La mise en place par le gouvernement d'un moratoire de deux ans sur les permis de déboisement est "systématiquement sapée par le pouvoir des industries de l'huile de palme et de la pâte à papier" a dénoncé Bustar Maitar, responsable de Greenpeace à Jakarta.
Comme le Brésil et la République Démocratique du Congo, l'Indonésie possède l'une des plus grandes forêts équatoriales au monde.
Dans un nouveau rapport, l'organisation écologiste affirme que des programmes d'expansion visent à tripler la production d'huile de palme d'ici 2020 et de pulpe et pâte à papier d'ici 2025.
Les industriels utilisent les "définitions ambiguës" qui permettent de classer des forêts en terres "dégradées" et de les "réhabiliter" en y plantant des palmiers à huile ou des acacias, explique Greenpeace.
Les principes du mécanisme de financement REDD (réduction des émissions liées à la déforestation), dont de nombreux projets sont développés en Indonésie, seront dévoyés, regrette l'organisation.
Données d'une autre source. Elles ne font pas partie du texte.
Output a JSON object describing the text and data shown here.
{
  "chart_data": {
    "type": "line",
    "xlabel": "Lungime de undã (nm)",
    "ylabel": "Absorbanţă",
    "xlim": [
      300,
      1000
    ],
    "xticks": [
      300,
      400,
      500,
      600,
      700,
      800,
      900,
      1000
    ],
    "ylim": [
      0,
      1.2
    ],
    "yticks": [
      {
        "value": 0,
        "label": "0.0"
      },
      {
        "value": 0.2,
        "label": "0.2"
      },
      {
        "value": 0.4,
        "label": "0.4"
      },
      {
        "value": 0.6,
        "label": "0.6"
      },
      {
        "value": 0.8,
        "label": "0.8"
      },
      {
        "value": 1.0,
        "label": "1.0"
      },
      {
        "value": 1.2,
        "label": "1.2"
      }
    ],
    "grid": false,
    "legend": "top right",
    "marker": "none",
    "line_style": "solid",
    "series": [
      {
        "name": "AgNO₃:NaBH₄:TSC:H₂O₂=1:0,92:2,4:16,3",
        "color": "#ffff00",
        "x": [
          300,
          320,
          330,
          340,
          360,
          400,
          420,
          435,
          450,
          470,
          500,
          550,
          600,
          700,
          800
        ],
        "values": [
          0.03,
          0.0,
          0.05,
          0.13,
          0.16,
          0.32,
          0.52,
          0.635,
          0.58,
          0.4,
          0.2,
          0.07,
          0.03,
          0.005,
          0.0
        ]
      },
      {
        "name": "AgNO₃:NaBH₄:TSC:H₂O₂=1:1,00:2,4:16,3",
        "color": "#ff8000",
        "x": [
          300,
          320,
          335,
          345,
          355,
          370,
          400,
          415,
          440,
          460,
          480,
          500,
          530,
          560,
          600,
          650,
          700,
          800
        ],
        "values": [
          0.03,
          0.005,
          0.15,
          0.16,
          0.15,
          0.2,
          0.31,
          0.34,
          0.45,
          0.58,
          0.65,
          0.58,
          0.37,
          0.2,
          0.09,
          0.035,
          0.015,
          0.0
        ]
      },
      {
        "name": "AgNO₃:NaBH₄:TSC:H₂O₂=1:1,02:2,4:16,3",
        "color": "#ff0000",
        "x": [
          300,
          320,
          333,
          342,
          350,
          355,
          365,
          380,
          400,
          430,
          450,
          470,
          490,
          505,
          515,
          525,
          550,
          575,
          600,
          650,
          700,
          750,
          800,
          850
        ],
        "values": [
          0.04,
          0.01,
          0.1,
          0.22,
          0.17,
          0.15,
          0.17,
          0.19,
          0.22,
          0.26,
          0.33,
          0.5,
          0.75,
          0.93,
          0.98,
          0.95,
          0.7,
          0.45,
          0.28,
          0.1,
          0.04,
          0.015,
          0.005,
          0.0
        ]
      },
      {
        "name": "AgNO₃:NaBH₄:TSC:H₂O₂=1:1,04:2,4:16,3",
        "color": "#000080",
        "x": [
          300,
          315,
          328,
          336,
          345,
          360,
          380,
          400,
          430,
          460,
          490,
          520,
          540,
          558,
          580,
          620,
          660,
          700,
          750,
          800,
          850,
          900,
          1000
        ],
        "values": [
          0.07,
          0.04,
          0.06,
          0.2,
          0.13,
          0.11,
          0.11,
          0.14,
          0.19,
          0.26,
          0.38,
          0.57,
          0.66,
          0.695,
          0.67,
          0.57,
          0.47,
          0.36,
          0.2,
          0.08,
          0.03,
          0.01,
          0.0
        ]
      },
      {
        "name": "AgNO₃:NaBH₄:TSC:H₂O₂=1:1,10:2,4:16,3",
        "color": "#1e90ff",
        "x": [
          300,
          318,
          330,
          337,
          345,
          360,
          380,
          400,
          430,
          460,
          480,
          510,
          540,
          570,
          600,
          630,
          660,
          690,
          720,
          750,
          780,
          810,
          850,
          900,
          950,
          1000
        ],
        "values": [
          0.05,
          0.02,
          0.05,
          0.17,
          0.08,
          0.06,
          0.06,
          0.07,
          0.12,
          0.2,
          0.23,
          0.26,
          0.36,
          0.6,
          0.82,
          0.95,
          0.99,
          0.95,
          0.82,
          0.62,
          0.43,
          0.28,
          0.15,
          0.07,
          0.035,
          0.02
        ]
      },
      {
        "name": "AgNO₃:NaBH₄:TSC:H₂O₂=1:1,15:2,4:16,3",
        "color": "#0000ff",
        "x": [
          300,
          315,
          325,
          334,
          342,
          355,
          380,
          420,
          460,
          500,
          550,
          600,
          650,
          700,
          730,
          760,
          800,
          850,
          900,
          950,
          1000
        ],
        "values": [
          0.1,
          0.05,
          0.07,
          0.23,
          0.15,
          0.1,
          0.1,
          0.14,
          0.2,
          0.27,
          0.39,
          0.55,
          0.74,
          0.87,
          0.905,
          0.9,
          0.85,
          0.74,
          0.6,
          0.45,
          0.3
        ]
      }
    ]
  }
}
Le risque existe de voir les fonds REDD, "qui sont destinés à soutenir la protection des forêts, être en fait utilisés pour favoriser leur destruction" selon elle.
Les zones de plantation prévues comprennent 40 % des forêts naturelles existant encore dans l'archipel. Selon les experts de l'Onu, la déforestation représente 17 % des émissions globales de gaz à effet de serre, soit plus que le secteur du transport.